Om te verduidelijken wat html5 voor webontwikkeling betekent, heb ik een aantal stukken tekst van internet gehaald die ik aanvul met ervaringen uit de praktijk. Het valt namelijk op dat er heel veel over html5 geroepen wordt maar meestal niet door de mensen die er in de praktijk mee moeten omgaan.
Een van de peilers van mijn bedrijf is het maken van websites/webapplicaties en/of het aanpassen van cms’en/webapplicaties aan de wensen van klanten door middel
van modules en/of met zelf in PHP geschreven oplossingen. Maar goed, eerst even wat achtergrond over html5.
De html5 specificatie is tot stand gekomen in een samenwerking tussen het World Wide Web Consortium (W3C) en de Web Hypertext Application Technology Working Group (WHATWG). WHATWG was aan het werk met web forms en applications, en W3C was aan het werk met Xhtml 2.0. In 2006 besloot men daarvan een nieuwe versie van html te maken. Tot die tijd werden hoofdzakelijk html 4.01, Xhtml1 en Xhtml 1.1 gebruikt, Xhtml wordt nog steeds heel veel gebruikt (56,6 procent volgens w3tech) omdat het door de meeste webbrowsers goed ondersteund wordt.

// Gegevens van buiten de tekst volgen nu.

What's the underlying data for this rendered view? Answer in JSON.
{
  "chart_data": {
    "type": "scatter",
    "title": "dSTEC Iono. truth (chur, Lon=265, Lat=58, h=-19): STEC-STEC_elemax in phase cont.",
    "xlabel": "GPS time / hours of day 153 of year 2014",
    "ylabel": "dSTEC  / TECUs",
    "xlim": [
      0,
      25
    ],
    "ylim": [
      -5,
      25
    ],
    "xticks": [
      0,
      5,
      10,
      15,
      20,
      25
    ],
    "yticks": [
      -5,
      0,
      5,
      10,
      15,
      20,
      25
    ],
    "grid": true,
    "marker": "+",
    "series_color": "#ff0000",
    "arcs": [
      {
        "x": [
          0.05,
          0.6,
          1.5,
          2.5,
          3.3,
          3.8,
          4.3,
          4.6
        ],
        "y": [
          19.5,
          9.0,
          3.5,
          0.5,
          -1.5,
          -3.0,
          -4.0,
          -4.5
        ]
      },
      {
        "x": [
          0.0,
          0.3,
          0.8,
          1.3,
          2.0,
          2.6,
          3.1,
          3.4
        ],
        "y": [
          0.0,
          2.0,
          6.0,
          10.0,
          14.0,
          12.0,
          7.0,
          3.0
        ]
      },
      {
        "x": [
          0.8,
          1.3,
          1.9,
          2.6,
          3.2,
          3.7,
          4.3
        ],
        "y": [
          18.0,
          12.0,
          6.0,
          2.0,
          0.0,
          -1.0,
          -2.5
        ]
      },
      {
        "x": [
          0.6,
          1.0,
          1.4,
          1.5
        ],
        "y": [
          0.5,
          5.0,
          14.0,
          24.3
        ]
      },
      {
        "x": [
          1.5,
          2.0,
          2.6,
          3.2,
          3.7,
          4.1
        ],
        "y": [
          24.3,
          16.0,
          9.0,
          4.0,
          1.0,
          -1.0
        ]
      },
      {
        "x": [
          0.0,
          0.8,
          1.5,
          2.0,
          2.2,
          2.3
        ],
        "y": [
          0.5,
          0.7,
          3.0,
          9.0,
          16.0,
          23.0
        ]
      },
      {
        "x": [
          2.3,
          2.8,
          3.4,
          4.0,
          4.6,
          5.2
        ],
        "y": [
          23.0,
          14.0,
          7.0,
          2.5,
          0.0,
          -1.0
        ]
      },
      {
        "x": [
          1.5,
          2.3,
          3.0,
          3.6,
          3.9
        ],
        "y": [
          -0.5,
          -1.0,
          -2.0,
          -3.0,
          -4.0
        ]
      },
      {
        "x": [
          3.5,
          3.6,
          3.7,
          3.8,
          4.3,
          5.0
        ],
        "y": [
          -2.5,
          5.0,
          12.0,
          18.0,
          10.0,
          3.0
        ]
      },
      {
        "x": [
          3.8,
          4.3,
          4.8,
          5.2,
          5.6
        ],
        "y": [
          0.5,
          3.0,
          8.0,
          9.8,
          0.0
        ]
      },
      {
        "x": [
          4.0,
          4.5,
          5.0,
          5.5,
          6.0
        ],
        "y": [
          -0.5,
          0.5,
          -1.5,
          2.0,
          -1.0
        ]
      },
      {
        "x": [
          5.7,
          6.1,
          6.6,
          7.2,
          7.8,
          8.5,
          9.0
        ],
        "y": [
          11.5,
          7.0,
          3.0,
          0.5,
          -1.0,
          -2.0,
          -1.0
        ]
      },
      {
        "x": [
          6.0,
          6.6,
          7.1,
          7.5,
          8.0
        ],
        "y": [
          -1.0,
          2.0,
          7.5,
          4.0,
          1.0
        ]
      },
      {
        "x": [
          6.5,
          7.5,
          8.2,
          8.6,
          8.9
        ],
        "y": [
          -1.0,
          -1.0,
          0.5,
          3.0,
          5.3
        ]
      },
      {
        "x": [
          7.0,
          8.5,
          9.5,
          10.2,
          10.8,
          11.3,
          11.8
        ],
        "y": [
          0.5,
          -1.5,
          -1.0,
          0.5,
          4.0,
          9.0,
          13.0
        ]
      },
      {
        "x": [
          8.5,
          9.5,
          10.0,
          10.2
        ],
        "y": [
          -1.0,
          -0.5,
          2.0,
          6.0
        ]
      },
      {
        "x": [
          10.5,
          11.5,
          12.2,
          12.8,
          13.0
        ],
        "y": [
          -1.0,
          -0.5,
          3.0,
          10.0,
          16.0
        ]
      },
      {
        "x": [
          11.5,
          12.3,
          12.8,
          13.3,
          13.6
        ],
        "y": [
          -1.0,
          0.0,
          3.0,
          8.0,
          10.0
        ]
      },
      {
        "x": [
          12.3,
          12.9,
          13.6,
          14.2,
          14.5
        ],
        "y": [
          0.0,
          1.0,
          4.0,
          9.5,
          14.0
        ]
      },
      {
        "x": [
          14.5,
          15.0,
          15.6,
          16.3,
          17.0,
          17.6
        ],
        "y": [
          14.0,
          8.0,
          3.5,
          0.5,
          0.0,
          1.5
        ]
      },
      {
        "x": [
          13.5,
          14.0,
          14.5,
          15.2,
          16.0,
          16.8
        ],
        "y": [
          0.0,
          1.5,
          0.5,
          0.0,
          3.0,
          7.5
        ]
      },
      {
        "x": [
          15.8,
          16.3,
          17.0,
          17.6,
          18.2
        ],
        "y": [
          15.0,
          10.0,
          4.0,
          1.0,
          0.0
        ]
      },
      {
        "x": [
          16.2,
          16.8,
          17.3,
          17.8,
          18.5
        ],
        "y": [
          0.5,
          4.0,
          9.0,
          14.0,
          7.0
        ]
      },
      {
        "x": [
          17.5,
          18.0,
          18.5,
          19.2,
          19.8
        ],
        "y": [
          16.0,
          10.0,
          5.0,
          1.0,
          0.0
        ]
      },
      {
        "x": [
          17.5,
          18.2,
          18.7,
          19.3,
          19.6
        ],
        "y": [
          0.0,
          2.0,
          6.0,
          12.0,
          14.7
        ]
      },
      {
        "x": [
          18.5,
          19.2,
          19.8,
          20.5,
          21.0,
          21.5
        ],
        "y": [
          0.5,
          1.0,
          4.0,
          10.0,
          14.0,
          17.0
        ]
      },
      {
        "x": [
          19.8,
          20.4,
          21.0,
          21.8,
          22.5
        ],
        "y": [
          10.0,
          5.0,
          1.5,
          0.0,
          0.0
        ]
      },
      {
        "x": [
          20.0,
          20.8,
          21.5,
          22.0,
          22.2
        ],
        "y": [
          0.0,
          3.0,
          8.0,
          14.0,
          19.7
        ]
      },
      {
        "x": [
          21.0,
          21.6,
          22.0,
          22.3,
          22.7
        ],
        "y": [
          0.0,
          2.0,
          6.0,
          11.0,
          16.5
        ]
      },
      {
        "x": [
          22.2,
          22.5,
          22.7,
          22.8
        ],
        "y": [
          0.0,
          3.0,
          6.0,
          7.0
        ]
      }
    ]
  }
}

De nieuwe mogelijkheden voor html5 moesten gebaseerd zijn op html, CSS, DOM, and JavaScript; het aantal externe plugins (zoals Flash) reduceren; een betere fout afhandeling realiseren; meer markup (tags) hebben die scripts zouden vervangen en apparaat-onafhankelijk zijn.
Het idee is goed, wat daarvan tot nog toe terecht gekomen is vinden we terug in internet, waar vele sites nog nauwelijks aan deze wensen voldoen.
Als meest interessante nieuwe mogelijkheden in html5 worden volgende punten genoemd:
1. Het <canvas> element voor 2D
Veel heb ik daarvan nog niet zien terugkomen bij controle van de broncode van websites, het vullen van een rechthoek met grafische effecten door javascript is klaarblijkelijk niet geliefd, omdat hetzelfde eenvoudiger bereikt kan worden met een schaalbaar grafisch bestandje.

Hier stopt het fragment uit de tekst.